Atascaderan Faces New U.S. Charge
William Kullgren of Atasacdero whose publication, “The Beacon Light,” brought him before a federal grand jury in Los Angeles last week on charges of sedition, was among the 28 persons listed today by Attorney General Francis Biddle as named in a secret indictment for conducting a nation-wide conspiracy to interfere with the war effort, according to a United Press bulletin from Washington D.C.
Kullgren, who is being held in the Los Angeles county jail in default of a $25,000 bail set after his plea of innocent, will be tried on Oct. 6. He was charged by the grand jury with attacks upon President Roosevelt in “The Beacon Light.” The tousel-haired, bespectacled publisher was accused of advocating insubordination of military forces and obstructing the recruiting of soldiers.
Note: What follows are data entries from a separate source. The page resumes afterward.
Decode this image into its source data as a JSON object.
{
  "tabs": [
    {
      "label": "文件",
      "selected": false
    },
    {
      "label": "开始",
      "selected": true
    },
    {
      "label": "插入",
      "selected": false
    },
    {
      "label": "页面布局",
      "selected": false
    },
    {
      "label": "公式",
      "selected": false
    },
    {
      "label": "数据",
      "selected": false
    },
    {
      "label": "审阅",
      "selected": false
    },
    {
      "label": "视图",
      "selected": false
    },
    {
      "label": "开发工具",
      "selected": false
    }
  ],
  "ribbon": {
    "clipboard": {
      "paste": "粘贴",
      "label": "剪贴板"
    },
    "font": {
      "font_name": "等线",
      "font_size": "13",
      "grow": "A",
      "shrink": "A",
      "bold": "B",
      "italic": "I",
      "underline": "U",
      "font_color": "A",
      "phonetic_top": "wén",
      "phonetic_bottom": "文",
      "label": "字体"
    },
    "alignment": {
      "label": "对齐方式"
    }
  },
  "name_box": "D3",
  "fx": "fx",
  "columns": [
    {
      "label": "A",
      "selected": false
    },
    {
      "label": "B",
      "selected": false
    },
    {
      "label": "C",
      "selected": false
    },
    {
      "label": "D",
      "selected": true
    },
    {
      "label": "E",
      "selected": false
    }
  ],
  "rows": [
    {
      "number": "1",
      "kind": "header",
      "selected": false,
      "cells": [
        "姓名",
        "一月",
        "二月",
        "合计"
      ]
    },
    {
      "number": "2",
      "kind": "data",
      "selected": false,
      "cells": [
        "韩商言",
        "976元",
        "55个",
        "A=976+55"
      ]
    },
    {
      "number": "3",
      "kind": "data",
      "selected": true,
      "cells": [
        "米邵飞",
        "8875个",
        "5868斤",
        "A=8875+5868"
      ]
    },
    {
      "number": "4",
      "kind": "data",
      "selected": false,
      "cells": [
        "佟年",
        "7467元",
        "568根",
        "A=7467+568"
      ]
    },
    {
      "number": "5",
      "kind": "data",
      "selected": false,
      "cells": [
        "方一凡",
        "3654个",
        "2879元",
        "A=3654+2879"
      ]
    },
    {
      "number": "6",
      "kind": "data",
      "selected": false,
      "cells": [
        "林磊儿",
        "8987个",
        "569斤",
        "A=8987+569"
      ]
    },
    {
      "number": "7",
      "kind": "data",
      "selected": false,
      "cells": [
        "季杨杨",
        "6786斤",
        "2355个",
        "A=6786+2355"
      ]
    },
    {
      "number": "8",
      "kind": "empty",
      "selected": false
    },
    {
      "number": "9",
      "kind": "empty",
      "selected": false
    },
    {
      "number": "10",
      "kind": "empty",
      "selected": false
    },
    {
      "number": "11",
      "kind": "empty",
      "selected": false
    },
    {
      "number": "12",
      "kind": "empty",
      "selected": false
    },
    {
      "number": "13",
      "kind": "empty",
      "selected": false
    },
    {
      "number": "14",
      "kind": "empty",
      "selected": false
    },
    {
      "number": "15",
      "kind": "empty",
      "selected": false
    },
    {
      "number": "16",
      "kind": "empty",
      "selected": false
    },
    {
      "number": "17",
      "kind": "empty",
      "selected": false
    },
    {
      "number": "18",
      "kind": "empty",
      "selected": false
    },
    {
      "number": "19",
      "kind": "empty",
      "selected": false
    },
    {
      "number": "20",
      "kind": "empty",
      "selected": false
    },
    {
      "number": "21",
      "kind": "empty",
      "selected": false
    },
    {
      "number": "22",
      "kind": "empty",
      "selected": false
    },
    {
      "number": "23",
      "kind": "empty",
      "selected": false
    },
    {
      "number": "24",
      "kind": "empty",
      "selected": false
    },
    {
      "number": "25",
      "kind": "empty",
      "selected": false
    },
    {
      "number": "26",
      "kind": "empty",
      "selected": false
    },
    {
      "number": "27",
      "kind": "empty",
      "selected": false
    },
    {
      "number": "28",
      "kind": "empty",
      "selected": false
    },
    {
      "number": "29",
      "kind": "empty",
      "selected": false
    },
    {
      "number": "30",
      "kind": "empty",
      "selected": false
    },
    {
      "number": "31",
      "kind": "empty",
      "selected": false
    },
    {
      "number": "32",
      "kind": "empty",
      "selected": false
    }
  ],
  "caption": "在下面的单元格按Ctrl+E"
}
The article outlines nationwide indictments of 28 others accused including the author of the communist sounding “The Red Network.”
The accused were members of fringe organizations like “Make Europe Pay Her Debts Committee,” and “No Foreign War Coalition, Inc.” and the American Silver Shirts. They authored publications like “X-Ray” and “The Broom.”
According the Astro Databank website Kullgren was a British-born author/astrologer who published anti-Semitic, pro-Hitler material in “Beacon Light.”
According to the Metapedia website Kullgren was a member of the Silver Shirts. According to the website he never brought to trial. Kullgren died November 4, 1966 continuing to publish his views after the war.
The American Silver Shirts or Silver Legion of America were an paramilitary organization that were modeled after Hitler’s Brownshirts, who were modeled after Mussolini’s Blackshirts. The German and Italian examples were intimidation used by the dictators to bully their way into power. Though the American example did not find their way to power, there are active websites debating the words and works of Kullgren and his ilk.
Did I mention I find hate speech repugnant?